Almost three-quarters of brokers operating in the specialist lending space think the “race for space” is not over, according to a poll undertaken by short-term property finance lender TAB.
While 23 per cent of brokers said the race for space was either “definitely” or “probably” over, 69 per cent said it was not. Eight per cent of the brokers polled weren’t sure.
Duncan Kreeger (right), founder and CEO of TAB, said, “In late 2020 and early 2021, the pandemic started driving a ‘race for space’, boosting outlying suburbs. City-centre residential rents fell as tenants moved into suburbs. In the last quarter of 2020, flats in London were taking 20 per cent longer to rent than they had before the pandemic – while the time taken to rent houses in the capital fell by over ten per cent.

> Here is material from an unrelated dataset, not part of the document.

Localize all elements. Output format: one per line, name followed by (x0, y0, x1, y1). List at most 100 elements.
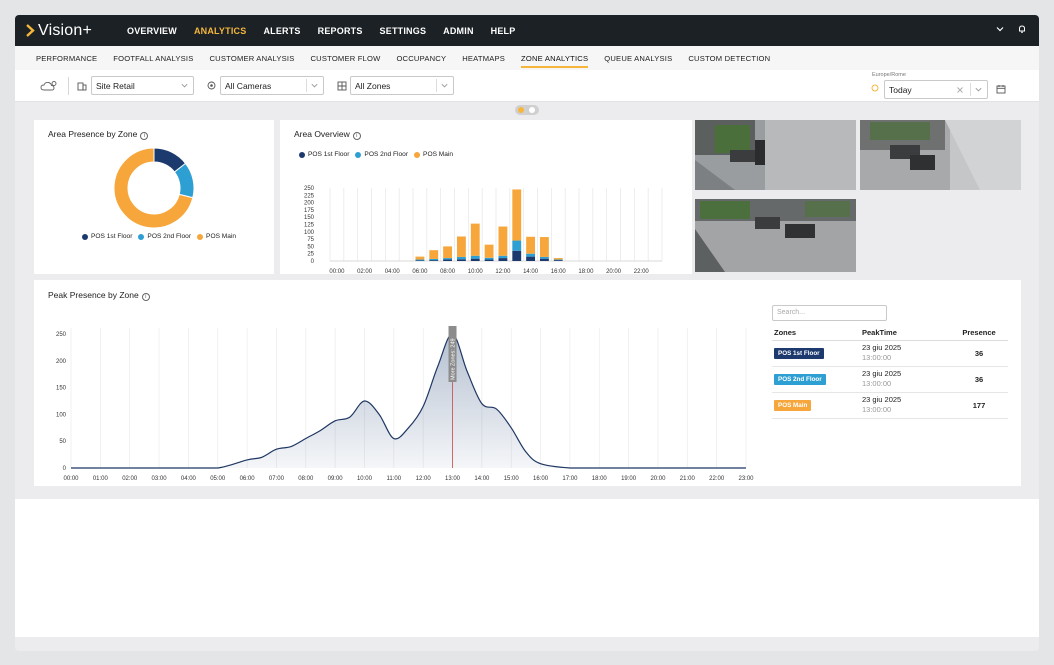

Then, in the first three months of 2021, home movers flush with housing equity left first-time buyers trailing as the drivers of the UK housing market, as the race for space led to a switch in the long-term balance of demand.
“I didn’t expect that to last until now. A year down the line and brokers are telling us this trend is still dominating the market. The move to home working during the pandemic loosened ties to the office and emerging hybrid working conditions are making distant suburban and more rural living more possible. Buyers with savings are targeting bigger properties with more outdoor space.”
The TAB survey also cites a Work From Home survey by recruiter Randstad UK, which found the following:
When workers were asked what they missed about office life when they were working from home, a quarter said “drinks with mates and flirting with colleagues” (25%), and a seventh “the commute and time on my own” (15%). Roughly one in twelve said “being away from my spouse or family” (8%). But 52% said “nothing” according to a survey of 3,052 workers conducted by recruiter Randstad UK earlier in March.
The Randstad survey also reflected the increasing popularity of hybrid working – working in the office and remotely – which offers workers “the best of both worlds”, according to those polled. Almost three in every five (59%) said hybrid working offers the best of both worlds, while only one in twenty-five (4%) said it offered the worst of both worlds (the rest weren’t sure).
Offices are still comparatively under occupied – despite the end of restrictions in England. During February, offices were on average less than 25% full, compared with average levels pre-pandemic of between 55 and 60%.